Compassion International says nearly 150,000
children will be worse off unless restrictions on foreign funding are relaxed
By Michael Safi
Homeless
children in Mumbai, India. Photograph: Danish Siddiqui/Reuters
|
An international donor has said nearly
150,000 Indian children will be worse off if restrictions on foreign funding
force it to cease its operations in the country next month.
Lobbying by US politicians including the
former secretary of state John Kerry has so far failed to convince the Indian
government to relax financial restrictions on Compassion International, a
Christian charity that says it sends about $50m in humanitarian aid to India
each year.
The group, which funds charities that operate
more than 500 child development projects in the country, says it has had $3.5m
of aid blocked each month since March, when it was placed on list of
organisations requiring “prior permission” to bring in funds from overseas.
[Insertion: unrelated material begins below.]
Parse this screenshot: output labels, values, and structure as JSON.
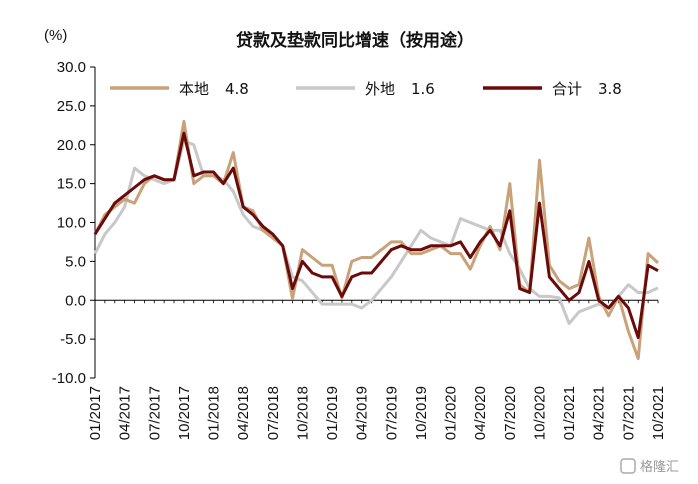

It is scheduled to pull out of India by 15
March, at which point many of its child development centres – which have
already scaled back services such as a free meals programme – will shut.
Compassion, which has been operating in India
since 1968, says it has been given no explanation for the funding restrictions,
but Indian media has reported that local affiliates of the charity have been
accused accused of conducting “religious activity” without permission.
The number of foreign-funded organisations
operating in India has reportedly shrunk by nearly half in the past two years
amid a crackdown by the government of Narendra Modi and his Hindu nationalist
Bharatiya Janata party.
Twenty-five organisations were denied the
right to receive foreign funding in November because of “activities not
conducive to the national interest”, India’s home ministry said, and more than
11,000 failed to renew their licences.
The previous Congress-led government passed
the Foreign Contribution Regulation Act (FCRA), which regulates overseas
funding of organisations. But critics, including three UN rapporteurs, have
accused the Modi government of aggressively using the legislation to target
human rights, environmental and other groups whose advocacy clashes with its
agenda.
Using foreign money to propagate religion is
permitted by the Indian constitution, but “coercing” conversions is banned in
many states and Christian and Muslim proselytising is a sensitive issue in the
Hindu-majority country, particularly among supporters of Modi’s party.
“It is part of the colonial civilising
mission still continuing,” said Madhu Kishwar, an academic and journalist who
has been critical of the work of Christian groups. “They use health and
education as outreach, but harvesting of souls is their primary activity.”
Compassion International’s mission statement
describes its commitment “to the demonstration and the proclamation of the
gospel” and its goal to enable children “to become responsible and fulfilled
Christian adults”. Supporters and critics of Modi alike speculated that such
open advocacy might be behind the group’s scrutiny by Indian officials.
“The issue is that the present government is
one that has a Hindutva agenda,” said Indira Jaising, a lawyer and activist,
referring to the ruling party’s ideology that Indian culture and civilisation
is inherently Hindu in nature. “So for them, any kind of propagation of
religion, even if it is lawful, takes away from that agenda.”
Jaising’s own NGO, the Lawyers Collective,
had its funding licence temporarily suspended in May last year in a move Human
Rights Watch and Amnesty International said “appeared to be politically
motivated because of their work in routinely representing people in cases
against the current government”.
Compassion International has been lobbying US
officials to try to persuade Delhi to take it off the restricted list but told
its child sponsors in an email in January that there was “very little hope” its
status would change.
“Since we can no longer distribute funds to
our field offices, we have just had to notify our India country staff that we
must formally close our field offices in India by March 15,” it said in the
email.
The group’s president, Santiago Mellado,
wrote in December that the “blockade” against its funding was being enacted for
“no other reason than that Compassion is founded on and demonstrates Christian
values”.
He said: “As of today, most of the Compassion
centres in India have run out of funds. If a resolution is not reached
immediately, Compassion will no longer be able to fund any work in India,
extinguishing a beacon of hope and opportunity for the 145,000 children
currently in these programs and countless others who would enrol in the decades
to come.”
Donald Trump’s new secretary of state, Rex
Tillerson, was asked about the charity’s problems in India during Senate
confirmation hearings this week and said he would “look into the issue”.